The new investment landscape is uncharted territory for many.
These terrains are especially unfamiliar to those who have invested primarily in times of easy money and a benign economic environment or, in other words, the last 15 years. Higher interest rates, elevated inflation and tightening monetary policy have rendered ineffectual the paths that were in place, and we believe investors will need to explore different approaches to reach their financial goals and objectives.
At NEPC, we tackle the investment landscape with minds open to fresh possibilities and the humility to assess the implications of a new investment regime, while leaning into approaches that have withstood the test of time and economic cycles.
We begin by acknowledging the distinct shift in markets in 2022, as rising inflation forced central banks to raise interest rates, a dramatic about turn from their emphasis on supporting investor sentiment and market liquidity. These changes not only triggered a broad re-pricing across all financial assets, but also are challenging the norms investors have become accustomed to over the last decade. The capital market structures that previously thrived are now hobbled by higher discount rates, new economic risks and tight monetary policy. The composition of these dynamics reflect certain stagflation trends in the U.S. while dimming the economic outlook. The full impact is yet to be seen as investors are still acclimating to these new terrains while grappling with their investment biases left over from the previous investment regime, fueling a prolonged lag effect flowing through the global economy and capital markets.
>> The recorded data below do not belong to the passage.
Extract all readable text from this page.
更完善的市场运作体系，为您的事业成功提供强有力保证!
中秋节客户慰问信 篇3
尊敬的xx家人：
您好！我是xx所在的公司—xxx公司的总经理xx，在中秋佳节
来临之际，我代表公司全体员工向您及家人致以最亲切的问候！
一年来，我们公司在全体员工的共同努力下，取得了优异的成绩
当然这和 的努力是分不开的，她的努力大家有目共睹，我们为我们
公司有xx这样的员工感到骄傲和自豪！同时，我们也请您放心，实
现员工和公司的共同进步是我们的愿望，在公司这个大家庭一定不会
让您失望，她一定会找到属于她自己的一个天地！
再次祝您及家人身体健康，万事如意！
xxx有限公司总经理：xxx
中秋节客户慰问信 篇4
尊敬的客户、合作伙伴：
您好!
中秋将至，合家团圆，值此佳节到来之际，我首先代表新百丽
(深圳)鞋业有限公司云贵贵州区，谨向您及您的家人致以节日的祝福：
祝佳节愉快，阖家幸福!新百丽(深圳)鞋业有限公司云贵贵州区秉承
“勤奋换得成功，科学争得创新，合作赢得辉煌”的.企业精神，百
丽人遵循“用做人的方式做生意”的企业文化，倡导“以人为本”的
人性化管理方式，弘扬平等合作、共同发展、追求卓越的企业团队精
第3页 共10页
To be sure, this awareness of our current surroundings is not accompanied by prescience or mile markers. However, it comes with the realization that we need to blaze different investment paths — unlike the ones traveled since the Global Financial Crisis—to traverse the new market environment. While we may not know how this investment landscape will evolve, we do know the way forward to help investors stayed grounded. Using these as your guide, we believe you will be better prepared for the new world economic order:
- Defensive beta exposure: The last decade forced investors to push further out on the risk curve to reach for returns. Today’s investment landscape offers different opportunities. The outlook for investment-grade bonds has rapidly improved and the risk-return profile of high-quality bonds is favorable relative to stocks. We encourage assessing the risk-return benefits of fixed income and diversifying assets as they offer improved efficiency and value for a portfolio in a more volatile macro-economic environment. Defensive exposures also include the use of value in U.S. large-cap equity. Despite a strong year in 2022, the value spread relative to the overall equity market remains attractive and the earnings yield of value stocks is appealing relative to high-quality bond yields. We have high conviction in the use of value exposure and its ability to deliver strong relative gains in an environment of lower valuations and eroding profit margins.
- Active management’s potential: We encourage investors to consider the potential of active management in this new investment landscape. Passive management was a dominant trend of the last 10 years, benefiting from plentiful liquidity and a relatively stable macro-economic environment. With the end of quantitative easing, we see a potentially attractive opportunity set for active management, specifically in equity strategies focusing on higher quality. Furthermore, investors should capitalize on opportunities to move expeditiously when capacity becomes available in high-conviction investment strategies.
- Prioritize liquidity: Liquidity is the lifeblood of an investment program. To that end, holding an appropriate level of Treasuries or safe-haven fixed income is critical to support an investment program’s core mission. In addition, liquidity provides flexibility to exploit market dislocations and niche opportunities. We encourage investors to hold greater levels of liquidity and to be prepared for opportunities to rebalance equities that are likely to arise as markets find their place within the new investment landscape.
- Private markets discipline: While private markets are not immune to the struggles currently facing the investment world, we remind investors that some of the most lucrative returns have been generated in vintage years marked by the current market dynamics. Private markets will continue to reset through 2023 and now, more than ever, it is important to employ best practices in the space. Whenever possible, maintain regular and consistent pacing of annual commitments, which is a critical portfolio and risk management tool. We encourage investors to continue to commit to their private equity managers, even if it means making smaller commitments. Like public markets, a liquidity constrained market environment may offer an opportunity to gain exposure to previously inaccessible high-quality investment teams. In addition, we recommend investors review their overall portfolio liquidity profile to ensure the ability to meet capital calls in periods of market stress.
As we navigate these unfamiliar terrains, we urge flexibility in forging different paths and patience as we adapt to the new investment regime. An environment wholly different from the one we were accustomed to may require unlearning and shedding of biases that may have held us in good stead in the past but will likely be less relevant going forward.
We believe market forces that defined the prior regime, such as easy liquidity and low interest rates, have permanently shifted, and capital markets are only now beginning to reflect this reality. Embracing these changes and a willingness to explore new paths will better position investors to adapt to the current market environment. At NEPC, we are here to partner with you as we step into this investment landscape with an open mind, prepared to confront the shifting market forces that reveal the new world economic order.